Alembic’s board on Friday rejected the request by Unifi Capital to appoint Murali Rajagopalachari as a director for small shareholders but experts said it might write to the Securities and Exchange Board of India (Sebi) on the issue.
Some experts said the group of small shareholders might move the National Company Law Tribunal (NCLT) as a last resort.
Unifi Capital said it was studying its options in response to Alembic’s decision to reject its proposal.
Sarath Reddy, managing director, Unifi Capital, said, “We spent nearly a year in discussions with the company and offered specific suggestions with supporting rationale. They did not respond positively. We had no option but to use the regulatory provisions available to us. The measures we took to propose Murali Rajagopalachari as a director for small shareholders are entirely in keeping with the provisions of law and are also bereft of any ‘conflict of interest’ as suggested by Alembic’s directors.”
Such shareholder activism by a portfolio fund manager is unprecedented in India and might trigger similar developments in other listed companies.
The law provides for 1,000 small shareholders to come together and agree on one individual to represent their concerns on a company’s board. “The fact that this provision has never been tested shows how daunting it is for 1,000 people to agree on something,” Reddy added.
Shriram Subramanian, managing director of proxy advisory and corporate governance firm InGovern Research Services, said there was no valid reason given by Alembic’s board for turning down the proposal of the small shareholders. “While they have said things like conflict of interest and close nexus, there is actually no legal reason to stall the process of voting. The small shareholders may approach Sebi, which is supposed to uphold corporate governance guidelines,” he said.

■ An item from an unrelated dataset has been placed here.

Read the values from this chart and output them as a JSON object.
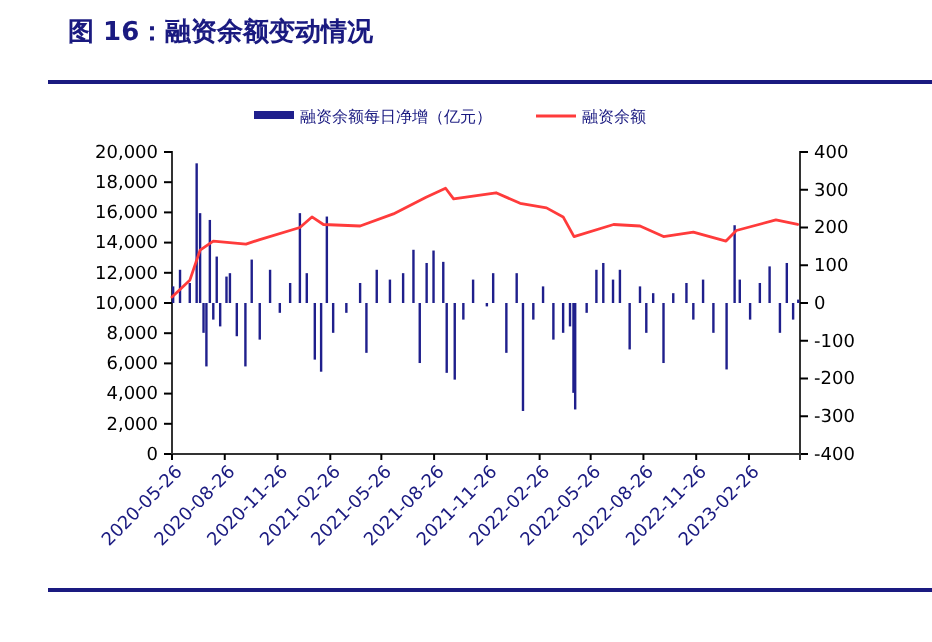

Sebi might ask Alembic to put the matter to vote through postal ballot, he added.
Shareholder activism at Alembic Pharma: Issue unlikely to die in a hurry
Another proxy advisory firm, Institutional Investor Advisory Services (IIAS) said the Alembic board had not provided meaningful grounds for rejecting the request of the small shareholders. “But in doing so they, and particularly the independent directors, have taken on the onus of balancing the demands of small shareholders with those of the controlling shareholder. Their role and the decisions they take will now be subject to greater scrutiny,” it said.
Legal experts in Vadodara who track Alembic said the possibility of vested interests could not be ruled out because Unifi Capital and its group companies were linked to larger shareholders of Alembic. “Nowhere does the Companies Act, 2013, mention where these 1,000 shareholders have to come from, what kind of association they will have, or under which banner they will mobilise. What these shareholders have asked for under Section 151 of the Act is perfectly legal,” said a person close to the development. He said the shareholders could approach the appropriate judicial forum, which in this case was the NCLT.
Subramanian added that somebody had to mobilise small shareholders and in this case, Unifi Capital had done it. There was nothing illegal about it, he pointed out.
Unifi Capital admitted that such conflicts involved much time and resources and as a small company it had to think very hard before embarking on such an exercise. “It is much easier to simply look the other way and move on, but sometimes you feel compelled to fight for what is right; the benefits could accrue to all investors in India over the long term. Alembic’s board seems more intent on trying to discredit Unifi Capital than in evaluating our suggestions with an open mind. They should have no reason to fear a small shareholders’ director on their board,” Reddy said.
In a filing to the stock exchanges, Alembic said it had rejected the proposal of appointing Rajagopalachari as a director for small shareholders because Rajagopalachari was a director in various Unifi group entities. Further, the 914 shareholders who proposed the candidature of Rajagopalachari are also clients of the Unifi group. Alembic thus felt that this was a clear case of conflict of interest.
Alembic has also said of the 914 shareholders, 320 had become shareholders in five days prior to the making of the request. “It appears that Unifi Capital has used these persons to ensure its nominee is put on the board by clearly misusing the provisions of Section 151,” Alembic said.
A source close to the development said when Alembic was demerged in 2011 by spinning off its pharmaceuticals business into a separate entity, Alembic Pharma, the less profitable real estate business and the loss-making Pen-G business remained with Alembic. “Since Alembic does not have any major projects under way, there is not much scope for its share value to increase. Whenever, Alembic Pharma pays out dividends, Alembic’s shareholders receive proportionate benefits. A move to unlock value in Alembic shares by capitalising on the pharmaceuticals company’s shares might prove to be detrimental to the legitimate shareholders of the latter.” he said.
The pharmaceuticals business constituting formulations, generics and API along with manufacturing facilities at Baddi, Panelav and Karakhadi were transferred to Alembic Pharma. Alembic retains its Vadodara manufacturing facility (Pen-G business) along with power infrastructure (16 MW used for internal consumption) and land in Vadodara (115 acres, including 45 acres used for the Pen-G facility).
Shareholders of Alembic received Alembic Pharma shares in the ratio of 1:1.